On May 3, 2012, the Parent Company used a portion of the net proceeds from the aforementioned offering of Series E Cumulative Redeemable Preferred Shares to redeem all 2,000,000 shares of its previously outstanding 7.50% Series C Cumulative Redeemable Preferred Shares at a redemption price of $50.0 million plus $0.2 million of accrued dividends through the redemption date. The Company used the remaining proceeds from the aforementioned offering for corporate purposes. In accordance with GAAP, the Company also recognized $2.1 million of redemption costs as a reduction in net earnings to arrive at net income applicable to common shares. These costs are listed above and shown within the Company's consolidated statements of operations as "Preferred share redemption charge". There were no comparable charges for the prior year.
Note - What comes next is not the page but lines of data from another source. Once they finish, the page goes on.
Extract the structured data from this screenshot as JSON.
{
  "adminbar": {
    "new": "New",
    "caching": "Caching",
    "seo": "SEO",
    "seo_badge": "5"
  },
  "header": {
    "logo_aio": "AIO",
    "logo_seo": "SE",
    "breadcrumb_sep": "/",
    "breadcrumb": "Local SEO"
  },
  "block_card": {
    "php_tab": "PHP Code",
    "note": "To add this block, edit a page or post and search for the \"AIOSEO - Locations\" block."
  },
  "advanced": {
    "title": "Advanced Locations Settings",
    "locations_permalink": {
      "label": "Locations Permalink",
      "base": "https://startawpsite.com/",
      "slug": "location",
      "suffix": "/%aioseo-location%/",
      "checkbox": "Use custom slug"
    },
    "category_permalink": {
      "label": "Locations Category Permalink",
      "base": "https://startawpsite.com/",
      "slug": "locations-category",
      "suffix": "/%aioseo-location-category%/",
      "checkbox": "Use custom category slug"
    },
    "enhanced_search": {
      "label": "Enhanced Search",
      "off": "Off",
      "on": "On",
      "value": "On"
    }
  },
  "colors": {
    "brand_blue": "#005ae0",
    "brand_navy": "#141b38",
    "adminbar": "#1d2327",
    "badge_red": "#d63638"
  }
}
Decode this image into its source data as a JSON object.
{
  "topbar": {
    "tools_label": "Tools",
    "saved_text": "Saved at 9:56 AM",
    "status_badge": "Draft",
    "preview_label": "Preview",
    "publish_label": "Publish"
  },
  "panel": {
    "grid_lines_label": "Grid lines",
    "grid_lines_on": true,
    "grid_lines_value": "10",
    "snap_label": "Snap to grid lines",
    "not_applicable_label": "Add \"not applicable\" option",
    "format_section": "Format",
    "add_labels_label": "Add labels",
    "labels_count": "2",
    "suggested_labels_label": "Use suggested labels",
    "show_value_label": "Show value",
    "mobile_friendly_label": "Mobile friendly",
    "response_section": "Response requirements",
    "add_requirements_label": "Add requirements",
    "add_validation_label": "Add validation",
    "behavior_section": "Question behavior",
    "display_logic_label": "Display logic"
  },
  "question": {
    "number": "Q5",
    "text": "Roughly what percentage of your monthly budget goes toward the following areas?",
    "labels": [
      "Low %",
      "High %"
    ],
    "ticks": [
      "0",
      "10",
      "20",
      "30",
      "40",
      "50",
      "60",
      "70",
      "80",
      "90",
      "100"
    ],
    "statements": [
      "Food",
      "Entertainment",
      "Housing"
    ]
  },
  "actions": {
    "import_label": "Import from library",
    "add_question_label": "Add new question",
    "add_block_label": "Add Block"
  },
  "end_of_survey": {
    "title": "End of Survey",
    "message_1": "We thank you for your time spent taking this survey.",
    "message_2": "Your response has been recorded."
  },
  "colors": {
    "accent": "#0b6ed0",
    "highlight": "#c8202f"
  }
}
On September 11, 2012, the Parent Company declared a distribution of $0.15 per common share, totaling $21.6 million, which was paid on October 19, 2012 to shareholders of record as of October 5, 2012. On September 11, 2012, the Parent Company declared distributions on its Series D Preferred Shares and Series E Preferred Shares to holders of record as of September 30, 2012. These shares are entitled to a preferential return of 7.375% and 6.90%, respectively. Distributions paid on October 15, 2012 to holders of Series D Preferred Shares and Series E Preferred Shares totaled $1.1 million and $1.8 million, respectively.
In March 2010, the Parent Company commenced a continuous equity offering program (the “Offering Program”), under which the Parent Company may sell up to an aggregate amount of 15,000,000 common shares until March 10, 2013. The Company may sell common shares in amounts and at times to be determined by the Parent Company. Actual sales will depend on a variety of factors as determined by the Company, including market conditions, the trading price of its common shares and determinations by the Parent Company of the appropriate sources of funding. In conjunction with the Offering Program, the Parent Company engages sales agents who receive compensation, in aggregate, of up to 2% of the gross sales price per share sold. During the nine-month period ended September 30, 2012, the Parent Company did not sell any shares under the Offering Program. During the nine-month period ended September 30, 2011, the Parent Company sold 679,285 shares under this program at an average sales price of $12.18 per share resulting in net proceeds of $8.0 million. The Parent Company contributed the net proceeds from the sale of its shares to the Operating Partnership in exchange for the issuance of 679,285 common partnership units to the Parent Company. The Operating Partnership used the net proceeds from the sales contributed by the Parent Company to repay balances on its Credit Facility and for general corporate purposes. From the inception of the Offering Program in March 2010 through September 30, 2012, the Parent Company had sold 6,421,553 shares under this program at an average sales price of $12.50 per share, resulting in 8,578,447 remaining shares available for sale.
Common Share Repurchases
The Parent Company maintains a share repurchase program pursuant to which the Parent Company is authorized to repurchase its common shares from time to time. The Parent Company’s Board of Trustees initially authorized this program in 1998 and has periodically replenished capacity under the program. On May 2, 2006 the Board of Trustees restored capacity to 3.5 million common shares.
The Parent Company did not repurchase any shares under the share repurchase program during the nine-month period ended September 30, 2012. As of September 30, 2012, the Parent Company may purchase an additional 0.5 million shares under the program.
Repurchases may be made from time to time in the open market or in privately negotiated transactions, subject to market conditions and compliance with legal requirements. The share repurchase program does not contain any time limitation and does not obligate the Parent Company to repurchase any shares. The Parent Company may discontinue the program at any time.